Se Wenders con l’ultimo, bellissimo “Non bussare alla mia porta” (anch’esso proiettato a Cannes), indagava sull’antico mito della paternità e sul tramonto del cinema western, Jarmusch, in “Broken Flowers”, racconta con disincanto dell’afasia dei sentimenti che sembra travolgere il mondo contemporaneo, unendo questo tema a quelli eterni come lo scandalo della maturità e l’amaro calice della memoria che è difficile da bere fino all’ultima goccia. Lungo il tragitto, che somiglia ad una via crucis “rosa”, Don recupera una certa consapevolezza delle proprie mancanze (l’assenza di affetti e l’incessante insorgere di domande sul significato della propria esistenza).
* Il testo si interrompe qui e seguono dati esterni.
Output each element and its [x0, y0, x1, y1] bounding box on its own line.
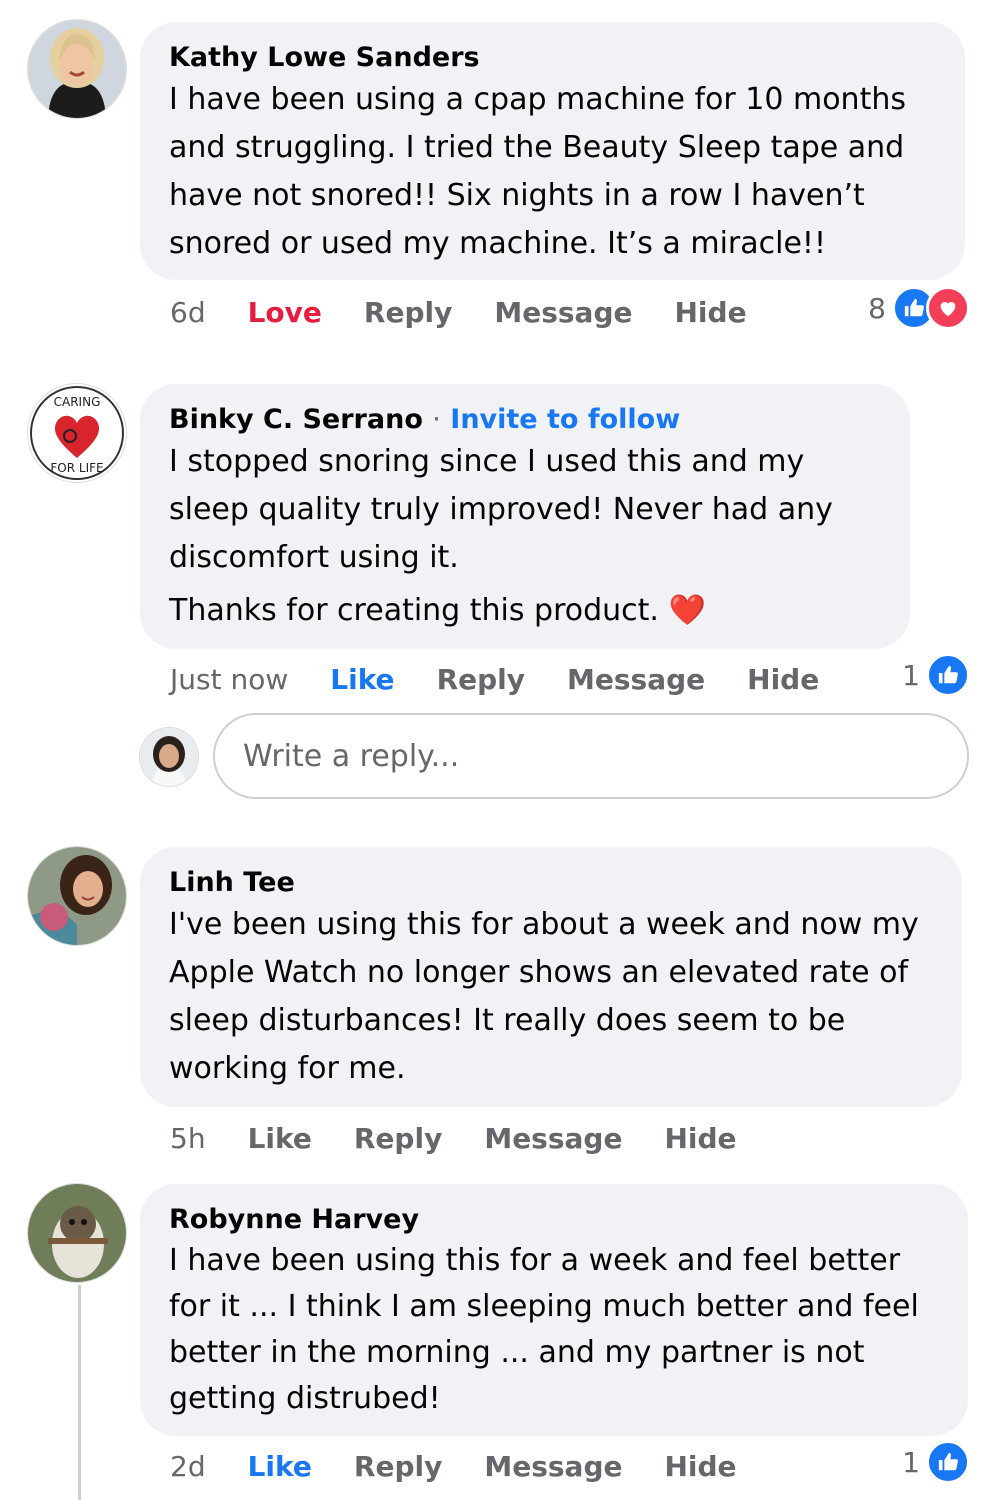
comment-bubble: Binky C. Serrano · Invite to follow I st… — [140, 384, 910, 649]
comment-text: I have been using this for a week and fe… — [169, 1238, 939, 1422]
avatar[interactable] — [28, 847, 126, 945]
comment-author-line: Binky C. Serrano · Invite to follow — [169, 402, 881, 438]
love-icon — [926, 286, 970, 330]
comment-bubble: Robynne Harvey I have been using this fo… — [140, 1184, 968, 1436]
like-icon — [926, 653, 970, 697]
comment-actions: 2d Like Reply Message Hide — [170, 1446, 779, 1486]
timestamp[interactable]: 5h — [170, 1122, 206, 1155]
reaction-summary[interactable]: 8 — [868, 286, 970, 330]
like-button[interactable]: Like — [248, 1122, 312, 1155]
avatar[interactable]: CARING FOR LIFE — [28, 384, 126, 482]
comment-author[interactable]: Kathy Lowe Sanders — [169, 40, 936, 76]
message-button[interactable]: Message — [494, 296, 632, 329]
timestamp[interactable]: 2d — [170, 1450, 206, 1483]
timestamp[interactable]: Just now — [170, 663, 288, 696]
reaction-count: 8 — [868, 291, 886, 325]
comment-text: I've been using this for about a week an… — [169, 901, 933, 1093]
hide-button[interactable]: Hide — [664, 1450, 736, 1483]
comment-paragraph: Thanks for creating this product. ❤️ — [169, 593, 706, 628]
like-button[interactable]: Like — [330, 663, 394, 696]
reply-button[interactable]: Reply — [437, 663, 525, 696]
reply-button[interactable]: Reply — [364, 296, 452, 329]
hide-button[interactable]: Hide — [664, 1122, 736, 1155]
reaction-count: 1 — [902, 1445, 920, 1479]
message-button[interactable]: Message — [484, 1450, 622, 1483]
comment-paragraph: I have been using a cpap machine for 10 … — [169, 82, 906, 261]
react-button[interactable]: Love — [248, 296, 322, 329]
comment: Kathy Lowe Sanders I have been using a c… — [0, 0, 1000, 340]
reply-input[interactable] — [213, 713, 969, 799]
current-user-avatar — [140, 728, 198, 786]
comment-paragraph: I stopped snoring since I used this and … — [169, 444, 833, 575]
comment-bubble: Linh Tee I've been using this for about … — [140, 847, 962, 1107]
avatar-logo-text: FOR LIFE — [50, 461, 103, 475]
comment-text: I stopped snoring since I used this and … — [169, 438, 881, 635]
reply-composer — [0, 713, 1000, 801]
message-button[interactable]: Message — [567, 663, 705, 696]
comment-bubble: Kathy Lowe Sanders I have been using a c… — [140, 22, 965, 280]
comment: Linh Tee I've been using this for about … — [0, 845, 1000, 1165]
hide-button[interactable]: Hide — [747, 663, 819, 696]
reply-button[interactable]: Reply — [354, 1450, 442, 1483]
avatar[interactable] — [28, 1184, 126, 1282]
separator: · — [432, 404, 441, 435]
comment-author[interactable]: Linh Tee — [169, 865, 933, 901]
like-icon — [926, 1440, 970, 1484]
message-button[interactable]: Message — [484, 1122, 622, 1155]
avatar-logo-text: CARING — [54, 395, 101, 409]
reaction-summary[interactable]: 1 — [902, 653, 970, 697]
comment-actions: 5h Like Reply Message Hide — [170, 1118, 779, 1158]
comment-author[interactable]: Binky C. Serrano — [169, 404, 423, 435]
comment: Robynne Harvey I have been using this fo… — [0, 1180, 1000, 1500]
comment-actions: 6d Love Reply Message Hide — [170, 292, 789, 332]
invite-to-follow-link[interactable]: Invite to follow — [450, 404, 680, 435]
comment-paragraph: I've been using this for about a week an… — [169, 907, 919, 1086]
timestamp[interactable]: 6d — [170, 296, 206, 329]
reaction-count: 1 — [902, 658, 920, 692]
reply-button[interactable]: Reply — [354, 1122, 442, 1155]
reaction-summary[interactable]: 1 — [902, 1440, 970, 1484]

Seguendo il suo protagonista con affetto e disincanto, da autore sicuro e ormai maturo, Jarmusch dirige uno dei suoi film migliori dai tempi di “Permanent Vacation” e “Stranger than Paradise”. La sua è commedia esistenzialista, aspra ed essenziale, che riesce a colpire lo spettatore abituato alla melassa andante. E’ uno sguardo sul mondo che sta marcendo, sulla spietata vertigine del tempo che implacabilmente vanifica tutti gli sforzi di far quadrare il cerchio delle nostre povere esistenze. Ma è soprattutto uno di quei film che liberano la testa, l’opera di un cineasta puro non a caso dedicato alla memoria di Jean Eustache, maestro indiscusso dei filmakers indipendenti. “Broken flowers” ci rivela inoltre il talento di Bill Murray, capace come pochi di giocare con lo sguardo i più necessari silenzi di un cinema che sa alludere più che eludere.